Tampilkan postingan dengan label Edukasi. Tampilkan semua postingan
Tampilkan postingan dengan label Edukasi. Tampilkan semua postingan

13 Juli 2026

SEKOLAH BERBASIS BAKAT DAN STRUKTUR KOGNITIF GEN A-Z

SEKOLAH BERBASIS BAKAT selaras dengan konsep Multiple Intelligences yang digagas Gardner. 

Di sekolah anak saya, yang pernah diasuh Munif Chatib, muridnya Bobbi DePorter, ada tagline "semua anak cerdas, semua anak istimewa." 

Gardner, Bobbi DePorter, dan Munif Chatib adalah tokoh-tokoh besar dunia pendidikan modern yang sama-sama mengusung konsep sekolah berbasis bakat.

Sekolah berbasis bakat secara presisi mendorong lahirnya lebih banyak talenta-talenta ahli di masa depan, bukan kumpulan manusia dengan kemampuan biasa saja. 

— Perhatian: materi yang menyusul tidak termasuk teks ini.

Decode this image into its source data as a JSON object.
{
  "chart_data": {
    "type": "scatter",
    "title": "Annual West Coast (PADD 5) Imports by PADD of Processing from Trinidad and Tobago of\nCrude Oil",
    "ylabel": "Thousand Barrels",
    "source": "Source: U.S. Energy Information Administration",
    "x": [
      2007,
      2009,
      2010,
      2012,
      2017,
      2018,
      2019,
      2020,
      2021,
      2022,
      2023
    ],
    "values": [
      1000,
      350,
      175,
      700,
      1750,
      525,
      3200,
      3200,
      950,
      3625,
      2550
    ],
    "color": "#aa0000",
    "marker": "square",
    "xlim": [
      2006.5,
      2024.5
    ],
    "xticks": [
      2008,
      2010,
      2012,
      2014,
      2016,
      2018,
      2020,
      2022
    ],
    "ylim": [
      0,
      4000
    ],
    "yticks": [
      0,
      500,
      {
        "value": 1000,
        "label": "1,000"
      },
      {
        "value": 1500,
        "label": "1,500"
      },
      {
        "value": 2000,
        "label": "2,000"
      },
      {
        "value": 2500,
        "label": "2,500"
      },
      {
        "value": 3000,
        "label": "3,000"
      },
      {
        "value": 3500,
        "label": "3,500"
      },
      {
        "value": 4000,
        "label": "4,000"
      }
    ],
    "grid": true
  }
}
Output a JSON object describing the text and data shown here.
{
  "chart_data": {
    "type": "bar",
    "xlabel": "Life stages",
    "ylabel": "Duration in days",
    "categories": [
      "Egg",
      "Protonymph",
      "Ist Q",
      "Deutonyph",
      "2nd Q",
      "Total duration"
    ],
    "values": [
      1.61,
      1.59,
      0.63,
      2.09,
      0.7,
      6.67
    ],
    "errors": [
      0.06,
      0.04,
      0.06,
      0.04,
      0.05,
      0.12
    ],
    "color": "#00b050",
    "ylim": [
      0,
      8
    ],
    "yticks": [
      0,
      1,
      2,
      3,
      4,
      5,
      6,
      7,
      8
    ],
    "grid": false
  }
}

Sekolah berbasis bakat ini amat sejalan dengan visi saya--yang pernah merasakan menjadi guru lebih dari 20 tahun--tentang sekolah masa depan.


Persepsi saya tentang sekolah secara umum, hingga saat ini terjebak dalam orientasi kognitif, memposisikan program ekstrakurikuler hanya sebagai formalitas kurikulum, dan menyelenggarakan rutinitas bernuansa religi namun "lepas" dari spiritualitasnya. 


Pelatihan guru dengan berbagai tema sudah amat banyak. Kata-kata indah tentang mendidik anak terpambang di dinding sekolah-sekolah menjadikannya kosmetik, namun "proses bersekolah"  seolah tidak ada hasilnya  jika mengacu pada laporan berkala PISA yang merefleksikan rendahnya kecakapan hidup paling dasar : literasi, numerasi, dan sains, yang menjadi  acuan utama sekolah konvensional.


Dalam praktiknya, sejak dulu proses pembelajaran dilakukan secara "pukul rata" dengan orientasi konvensional. Rendahnya kecakapan dasar yang dilaporkan PISA mungkin bukan sekedar masalah orientasinya yang konvensional, tapi lebih fundamental dari itu : kegagalan sekolah menyelenggarakan pembelajaran efektif karena mengabaikan karakteristik peserta didik yang makin tersegmentasi-teralienasi oleh pengaruh gadget yang diakrabinya. 


Ada kesenjangan akut antara desain "sekolah industri" yang menciptakan standarisasi dengan realitas mental generasi Alfa-Zenial yang teradiksi gawai yang menawarkan personalisasi ekstrem. Bukan gurunya tidak bekerja, melainkan arsitektur kognitif  peserta didik jaman sekarang yang telah berubah.


Kini anak terbiasa mendapatkan apa yang mereka suka secara instan, sehingga ketika kembali masuk dalam pola konvensional akan mengalami "kejutan perilaku" yang menyebabkan mereka bosan dan terasing.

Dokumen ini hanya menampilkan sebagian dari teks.